Overall, however, I see my students plotting the next couple of weeks, creating their own personal deadlines to achieve results. We have tried so many methods at our school to instill this idea of responsibility, but often to little avail. With the concept of ability assessment above, the students are realizing that this system is a true reflection of their ability to work hard, and in the end, there are no excuses. That is a powerful self-realization for anyone at any age.

Safety nets
But there will always be those students. Unengaged, preoccupied, jaded too early, coddled to much, whatever the reason. It’s the old 80/20 problem (20% of our students causing 80% of our problems). But instead of worrying about how to constantly urge them forward through the gamification, I turned the project into a privilege. I began Macbeth telling them they have a choice, gamification or traditional, and that the traditional would take place with me one-on-one at a different table every day, using the curriculum of quizzes, essays, and tests they are accustomed to. No one chose traditional, but I warned them that those lagging behind would be mandated to that traditional style.

That point has come and now I have 10 students (2 in each class) that meet with me for individual discussion and assignment while the rest of the class works on their Macbeth levels. These are students who have always needed the extra time to sit down and talk out the content, but never had the opportunity because of class demands. But gamification has provided me that time. It has even allowed for special instruction in essay writing for a recent transfer and an EAL student (who is not in traditional and is actually destroying the levels right now). Even more interesting, most of these students are excited because now they have the undivided attention of the teacher in a more personal environment. They may not be gaming, but they are still excited about learning.

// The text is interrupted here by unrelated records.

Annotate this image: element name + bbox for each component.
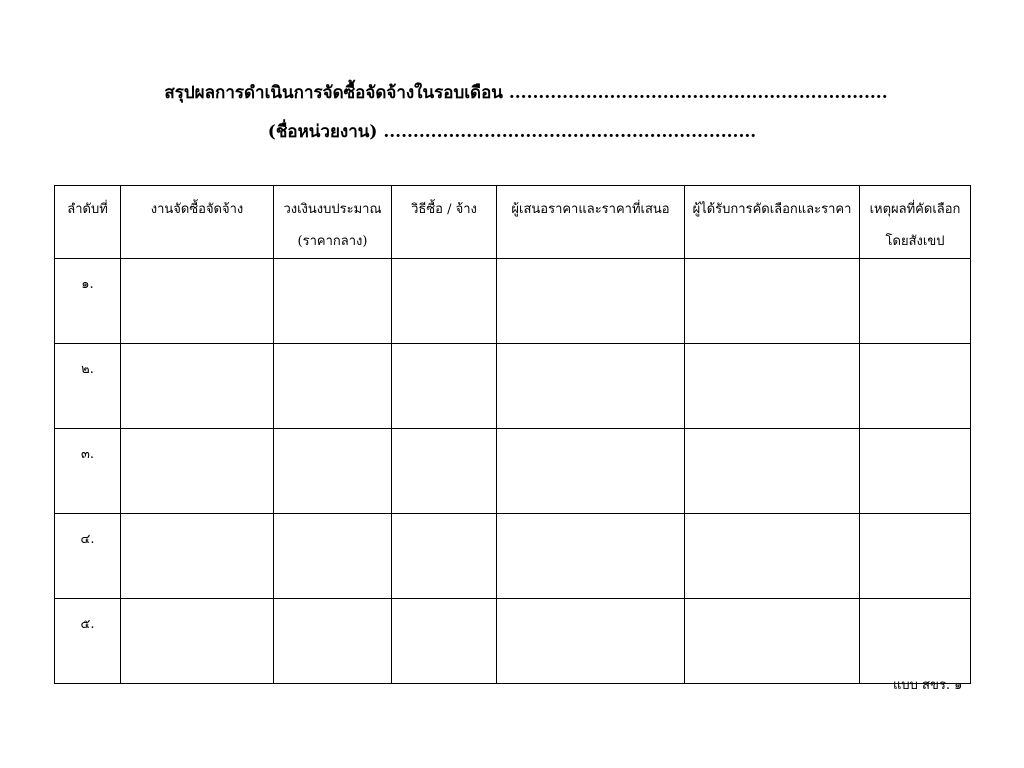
row-number: ๕. (55, 599, 121, 684)
cell-procurement-item (121, 514, 274, 599)
cell-method (392, 599, 497, 684)
cell-selected-bidder (685, 344, 860, 429)
cell-bidders (497, 599, 685, 684)
cell-bidders (497, 344, 685, 429)
header-reason: เหตุผลที่คัดเลือก โดยสังเขป (860, 186, 971, 259)
table-row (55, 599, 971, 684)
cell-reason (860, 259, 971, 344)
procurement-summary-table (54, 185, 971, 684)
cell-budget (274, 259, 392, 344)
cell-selected-bidder (685, 599, 860, 684)
cell-budget (274, 514, 392, 599)
table-row (55, 259, 971, 344)
header-method: วิธีซื้อ / จ้าง (392, 186, 497, 259)
cell-bidders (497, 259, 685, 344)
cell-bidders (497, 514, 685, 599)
cell-method (392, 259, 497, 344)
table-row (55, 429, 971, 514)
cell-procurement-item (121, 344, 274, 429)
cell-method (392, 429, 497, 514)
cell-reason (860, 514, 971, 599)
header-sequence: ลำดับที่ (55, 186, 121, 259)
cell-budget (274, 429, 392, 514)
cell-reason (860, 429, 971, 514)
cell-bidders (497, 429, 685, 514)
cell-budget (274, 599, 392, 684)
department-name-line: (ชื่อหน่วยงาน) ............................................................... (267, 122, 757, 142)
cell-procurement-item (121, 599, 274, 684)
form-code-label: แบบ สขร. ๑ (893, 678, 963, 693)
header-procurement-item: งานจัดซื้อจัดจ้าง (121, 186, 274, 259)
cell-procurement-item (121, 429, 274, 514)
row-number: ๑. (55, 259, 121, 344)
cell-selected-bidder (685, 259, 860, 344)
cell-procurement-item (121, 259, 274, 344)
cell-budget (274, 344, 392, 429)
header-selected-bidder: ผู้ได้รับการคัดเลือกและราคา (685, 186, 860, 259)
cell-method (392, 514, 497, 599)
row-number: ๔. (55, 514, 121, 599)
row-number: ๓. (55, 429, 121, 514)
cell-reason (860, 344, 971, 429)
document-title: สรุปผลการดำเนินการจัดซื้อจัดจ้างในรอบเดือน ................................................................ (164, 83, 888, 103)
cell-selected-bidder (685, 514, 860, 599)
table-row (55, 514, 971, 599)
cell-method (392, 344, 497, 429)
table-header-row (55, 186, 971, 259)
header-budget: วงเงินงบประมาณ (ราคากลาง) (274, 186, 392, 259)
header-bidders: ผู้เสนอราคาและราคาที่เสนอ (497, 186, 685, 259)
row-number: ๒. (55, 344, 121, 429)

Jared and I will be writing more about these great experiences, and at some point, we are going to have to talk about the huge amount of work that goes on behind the scenes. This is the secret that every game designer knows, the more intuitive and playable a game, the more work it took behind the scenes to make it happen.

But for now, we are going to enjoy the process of discovery and refinement and joy. Now that’s a word that is often bandied about and rarely truly seen in a classroom. Sure, you may occasionally see the joy on the face of struggling student who did well on a test, but we are seeing it every day, in every class, by groups of kids who are learning, having fun, and are engaged. My colleagues may be bored with my pedagogy, but they can’t ignore students jumping out of their seats during study hall, fists pumping in the air because they’ve achieved Level 4.

1 comment:

  1. "I’ve seen straight A students struggle with a system that is not institutional, which I’m hoping will help them develop new skills instead of knowing how to work the system."

    Seth, this helps me make sense of a concern I voiced in the previous post. Just as I've seen certain "weaker" English students come alive with this approach to curriculum, I've had some "strong" English students who now lag behind. I mentioned the idea of poor self-management skills as a possible explanation, but I like what you say about "the institutional" - some successful students are not learning important soft skills because they understand how the institution functions, and they know how to "play" it. Gamification redefines curricular delivery in a way that defies what one might expect to be the steps to success in a more traditional institutional setting. This is good. We as teachers need this kind of jarring-out-of-our-comfort-zones as well or else we risk slipping into auto-piloted practices which never challenge us to grow our pedagogical skills. Great post!